***Rant Warning - Proceed with Caution***
Okay, I've been through this before, but please, for my education, list some specific things that the Seattle Mountaineers have done. It isn't that I don't believe that there are things, I just haven't ever seen a list of *specific* things.
Here is my list:
- Consistently go on trips with large numbers of people.
- Consistently have an attitude that they have preferred rights to the Cascades because of "all they've done".
- Consistently berate and chastise other climbers for doing things the "wrong" way.
- Support the ridiculous Fee Demo program for the reason that "if we don't support it, we don't get a seat at the table to discuss it." Really? What kind of discussion is that, given that everyone there has to support the policy?
- Try to run almost 200 people through the basic climbing course each year.
- Consistently monopolize areas and routes trying to train all those people.
- Consistently have a significant number of injuries each year and try to rationalize them as "to be expected given the number of trips we do." I've been on some of those trips and I see why people get hurt. It isn't just percentages.
- Have an organizational belief that they represent climbers in the Northwest. To quote from Monty Python, “Well I didn’t vote for you!”

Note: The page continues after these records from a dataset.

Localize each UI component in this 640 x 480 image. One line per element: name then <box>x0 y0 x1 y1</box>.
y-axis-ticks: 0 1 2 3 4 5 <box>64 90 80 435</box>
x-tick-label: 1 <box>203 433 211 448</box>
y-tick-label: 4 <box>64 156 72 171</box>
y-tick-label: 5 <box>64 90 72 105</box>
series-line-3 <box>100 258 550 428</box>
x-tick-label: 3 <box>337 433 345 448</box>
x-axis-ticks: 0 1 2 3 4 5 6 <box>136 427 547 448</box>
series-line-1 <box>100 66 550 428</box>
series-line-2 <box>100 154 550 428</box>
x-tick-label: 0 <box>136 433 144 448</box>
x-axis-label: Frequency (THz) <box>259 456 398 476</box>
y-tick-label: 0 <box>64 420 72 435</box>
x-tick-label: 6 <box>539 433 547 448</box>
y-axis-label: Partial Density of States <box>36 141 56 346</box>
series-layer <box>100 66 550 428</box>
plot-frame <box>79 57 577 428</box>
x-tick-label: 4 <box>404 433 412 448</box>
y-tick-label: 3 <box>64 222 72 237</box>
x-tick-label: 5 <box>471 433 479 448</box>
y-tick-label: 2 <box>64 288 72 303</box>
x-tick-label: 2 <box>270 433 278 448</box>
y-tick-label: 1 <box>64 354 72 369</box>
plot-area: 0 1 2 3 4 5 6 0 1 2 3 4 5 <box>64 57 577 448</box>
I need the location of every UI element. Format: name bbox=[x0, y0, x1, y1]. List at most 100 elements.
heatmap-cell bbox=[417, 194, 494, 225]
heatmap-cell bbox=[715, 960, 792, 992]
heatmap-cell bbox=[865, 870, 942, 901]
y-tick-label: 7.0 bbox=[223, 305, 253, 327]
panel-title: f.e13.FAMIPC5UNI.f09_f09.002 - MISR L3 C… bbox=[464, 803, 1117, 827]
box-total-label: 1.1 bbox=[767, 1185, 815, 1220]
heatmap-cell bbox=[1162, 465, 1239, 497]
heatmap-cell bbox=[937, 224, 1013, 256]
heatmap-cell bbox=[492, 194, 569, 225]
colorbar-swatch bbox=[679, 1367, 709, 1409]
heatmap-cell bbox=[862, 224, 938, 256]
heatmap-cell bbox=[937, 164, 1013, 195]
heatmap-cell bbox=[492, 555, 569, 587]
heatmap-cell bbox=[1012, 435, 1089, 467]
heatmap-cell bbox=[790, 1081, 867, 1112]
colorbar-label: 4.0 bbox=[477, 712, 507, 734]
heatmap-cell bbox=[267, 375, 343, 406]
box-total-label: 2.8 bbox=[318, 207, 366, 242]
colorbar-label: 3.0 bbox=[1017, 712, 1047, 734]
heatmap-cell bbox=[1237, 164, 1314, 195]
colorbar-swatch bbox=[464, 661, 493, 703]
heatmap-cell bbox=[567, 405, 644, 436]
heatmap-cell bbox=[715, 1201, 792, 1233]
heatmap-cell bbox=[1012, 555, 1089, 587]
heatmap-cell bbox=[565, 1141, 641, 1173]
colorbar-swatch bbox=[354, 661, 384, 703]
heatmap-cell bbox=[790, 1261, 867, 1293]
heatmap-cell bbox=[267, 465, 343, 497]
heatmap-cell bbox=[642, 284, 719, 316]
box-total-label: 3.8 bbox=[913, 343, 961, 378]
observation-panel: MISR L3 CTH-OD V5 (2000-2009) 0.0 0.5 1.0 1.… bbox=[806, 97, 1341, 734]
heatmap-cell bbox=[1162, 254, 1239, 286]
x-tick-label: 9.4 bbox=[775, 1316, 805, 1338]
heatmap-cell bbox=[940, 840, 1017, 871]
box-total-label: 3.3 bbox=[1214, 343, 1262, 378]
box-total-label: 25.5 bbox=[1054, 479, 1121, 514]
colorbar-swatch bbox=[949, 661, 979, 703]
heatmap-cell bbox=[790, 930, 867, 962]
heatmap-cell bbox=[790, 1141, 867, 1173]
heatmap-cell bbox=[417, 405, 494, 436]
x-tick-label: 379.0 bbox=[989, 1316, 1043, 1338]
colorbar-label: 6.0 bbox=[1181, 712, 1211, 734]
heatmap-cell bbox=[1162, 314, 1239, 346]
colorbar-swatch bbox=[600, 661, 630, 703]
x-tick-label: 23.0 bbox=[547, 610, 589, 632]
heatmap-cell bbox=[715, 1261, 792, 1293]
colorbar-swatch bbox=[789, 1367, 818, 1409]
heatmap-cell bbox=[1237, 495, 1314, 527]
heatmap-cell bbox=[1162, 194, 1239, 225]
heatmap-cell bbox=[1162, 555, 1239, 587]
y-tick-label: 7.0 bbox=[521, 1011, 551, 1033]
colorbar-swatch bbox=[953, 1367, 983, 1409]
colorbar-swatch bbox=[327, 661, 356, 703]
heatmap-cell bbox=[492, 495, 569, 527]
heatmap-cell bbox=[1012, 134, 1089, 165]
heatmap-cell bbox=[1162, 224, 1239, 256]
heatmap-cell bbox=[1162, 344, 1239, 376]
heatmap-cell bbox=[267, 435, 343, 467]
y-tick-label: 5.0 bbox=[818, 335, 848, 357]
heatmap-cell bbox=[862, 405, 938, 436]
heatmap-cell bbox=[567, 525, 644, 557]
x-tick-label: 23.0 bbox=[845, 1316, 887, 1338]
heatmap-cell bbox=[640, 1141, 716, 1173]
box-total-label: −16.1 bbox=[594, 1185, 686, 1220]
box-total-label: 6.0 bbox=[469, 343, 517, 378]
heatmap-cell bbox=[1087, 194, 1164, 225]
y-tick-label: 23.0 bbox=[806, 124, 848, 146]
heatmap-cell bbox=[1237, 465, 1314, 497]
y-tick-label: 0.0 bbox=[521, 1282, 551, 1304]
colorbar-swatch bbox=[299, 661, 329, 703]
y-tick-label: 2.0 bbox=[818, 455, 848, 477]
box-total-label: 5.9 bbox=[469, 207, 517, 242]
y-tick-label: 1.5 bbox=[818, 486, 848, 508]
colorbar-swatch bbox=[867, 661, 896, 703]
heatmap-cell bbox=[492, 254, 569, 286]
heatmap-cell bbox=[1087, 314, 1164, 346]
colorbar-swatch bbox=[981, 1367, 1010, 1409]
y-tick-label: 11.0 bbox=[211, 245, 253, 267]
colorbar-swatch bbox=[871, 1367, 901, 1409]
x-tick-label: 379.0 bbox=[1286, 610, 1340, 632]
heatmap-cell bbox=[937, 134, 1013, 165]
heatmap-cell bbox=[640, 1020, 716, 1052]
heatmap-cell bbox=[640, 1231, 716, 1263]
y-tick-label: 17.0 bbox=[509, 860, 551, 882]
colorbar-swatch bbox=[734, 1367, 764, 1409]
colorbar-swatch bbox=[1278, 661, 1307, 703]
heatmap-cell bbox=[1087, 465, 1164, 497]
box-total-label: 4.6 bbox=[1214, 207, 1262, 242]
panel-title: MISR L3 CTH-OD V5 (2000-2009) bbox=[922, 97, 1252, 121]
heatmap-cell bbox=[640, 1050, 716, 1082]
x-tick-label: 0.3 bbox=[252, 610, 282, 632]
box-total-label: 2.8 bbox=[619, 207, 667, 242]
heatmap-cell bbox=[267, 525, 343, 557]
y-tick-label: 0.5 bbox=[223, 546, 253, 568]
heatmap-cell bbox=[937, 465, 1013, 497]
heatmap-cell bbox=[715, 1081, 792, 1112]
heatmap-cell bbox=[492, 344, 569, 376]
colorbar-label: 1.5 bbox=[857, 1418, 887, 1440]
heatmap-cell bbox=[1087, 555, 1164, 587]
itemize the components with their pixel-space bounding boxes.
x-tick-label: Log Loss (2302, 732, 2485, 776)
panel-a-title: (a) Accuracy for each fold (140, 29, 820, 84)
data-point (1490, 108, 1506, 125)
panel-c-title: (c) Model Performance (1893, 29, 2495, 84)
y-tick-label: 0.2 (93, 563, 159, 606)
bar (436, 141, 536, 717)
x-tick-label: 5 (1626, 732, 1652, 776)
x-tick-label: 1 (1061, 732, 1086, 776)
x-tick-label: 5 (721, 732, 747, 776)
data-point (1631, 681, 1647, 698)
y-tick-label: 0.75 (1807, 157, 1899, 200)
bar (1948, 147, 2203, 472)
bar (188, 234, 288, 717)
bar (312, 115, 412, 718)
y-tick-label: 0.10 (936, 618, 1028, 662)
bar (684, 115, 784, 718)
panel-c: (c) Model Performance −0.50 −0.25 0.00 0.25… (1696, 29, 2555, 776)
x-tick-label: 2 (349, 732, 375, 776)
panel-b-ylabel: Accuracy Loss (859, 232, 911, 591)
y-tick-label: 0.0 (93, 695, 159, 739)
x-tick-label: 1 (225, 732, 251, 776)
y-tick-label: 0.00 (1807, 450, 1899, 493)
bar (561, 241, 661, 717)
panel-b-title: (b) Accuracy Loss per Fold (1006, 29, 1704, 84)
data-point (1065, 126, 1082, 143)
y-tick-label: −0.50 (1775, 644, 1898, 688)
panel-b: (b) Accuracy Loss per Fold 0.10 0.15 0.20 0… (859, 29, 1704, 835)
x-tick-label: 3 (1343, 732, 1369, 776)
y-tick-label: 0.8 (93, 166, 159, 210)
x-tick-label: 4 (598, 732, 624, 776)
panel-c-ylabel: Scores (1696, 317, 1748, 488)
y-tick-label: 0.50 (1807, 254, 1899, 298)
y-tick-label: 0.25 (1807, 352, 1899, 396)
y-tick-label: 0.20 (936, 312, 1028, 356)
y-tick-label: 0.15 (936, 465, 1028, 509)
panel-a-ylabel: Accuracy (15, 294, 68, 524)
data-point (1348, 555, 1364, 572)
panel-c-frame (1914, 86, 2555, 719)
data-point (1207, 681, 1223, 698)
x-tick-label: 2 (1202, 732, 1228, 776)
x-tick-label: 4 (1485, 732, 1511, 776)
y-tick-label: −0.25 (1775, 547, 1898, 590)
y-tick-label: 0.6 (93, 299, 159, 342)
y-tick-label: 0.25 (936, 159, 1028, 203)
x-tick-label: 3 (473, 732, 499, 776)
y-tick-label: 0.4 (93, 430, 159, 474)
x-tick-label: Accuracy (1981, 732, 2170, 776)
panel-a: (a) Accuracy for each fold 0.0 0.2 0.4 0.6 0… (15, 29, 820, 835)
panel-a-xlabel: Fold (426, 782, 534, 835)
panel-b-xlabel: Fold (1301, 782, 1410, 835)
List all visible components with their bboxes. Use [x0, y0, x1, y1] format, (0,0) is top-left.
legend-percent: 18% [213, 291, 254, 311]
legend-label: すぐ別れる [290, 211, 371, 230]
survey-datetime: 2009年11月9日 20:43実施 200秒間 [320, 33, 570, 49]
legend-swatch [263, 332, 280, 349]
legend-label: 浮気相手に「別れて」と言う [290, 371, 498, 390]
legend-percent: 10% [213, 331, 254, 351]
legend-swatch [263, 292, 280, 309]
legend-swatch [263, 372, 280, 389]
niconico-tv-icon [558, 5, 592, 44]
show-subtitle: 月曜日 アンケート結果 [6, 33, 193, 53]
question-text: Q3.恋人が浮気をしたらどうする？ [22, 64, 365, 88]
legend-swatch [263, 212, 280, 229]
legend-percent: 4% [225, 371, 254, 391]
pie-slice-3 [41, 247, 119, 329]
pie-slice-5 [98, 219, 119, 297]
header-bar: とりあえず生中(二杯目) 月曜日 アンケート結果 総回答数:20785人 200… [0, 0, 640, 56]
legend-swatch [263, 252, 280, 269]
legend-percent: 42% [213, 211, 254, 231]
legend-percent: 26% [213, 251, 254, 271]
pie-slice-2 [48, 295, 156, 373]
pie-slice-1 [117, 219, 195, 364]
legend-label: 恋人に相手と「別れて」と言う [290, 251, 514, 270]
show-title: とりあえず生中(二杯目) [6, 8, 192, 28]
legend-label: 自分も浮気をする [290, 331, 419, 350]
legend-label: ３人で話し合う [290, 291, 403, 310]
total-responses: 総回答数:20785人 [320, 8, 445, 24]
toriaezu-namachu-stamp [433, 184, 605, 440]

I joined to find other people to climb with. And I did meet some great people. But in the few months that I was in the Basic class I repeatedly saw trip leaders ignore input from students about safety issues. In one case, on the Nisqually glacier, this attitude nearly cost several people their lives when a car-sized boulder fell *between* two rope teams. Five minutes earlier I had been one of a group of people who strongly suggested to the Training class leader that the area was not safe. Our suggestion was summarily dismissed. And that is why people get hurt on their trips.
And who was here first is irrelevant. It is about who is here now and how they (we) behave. But for the record, and contrary to some beliefs, it was Native Americans who were here first, not the Mountaineers.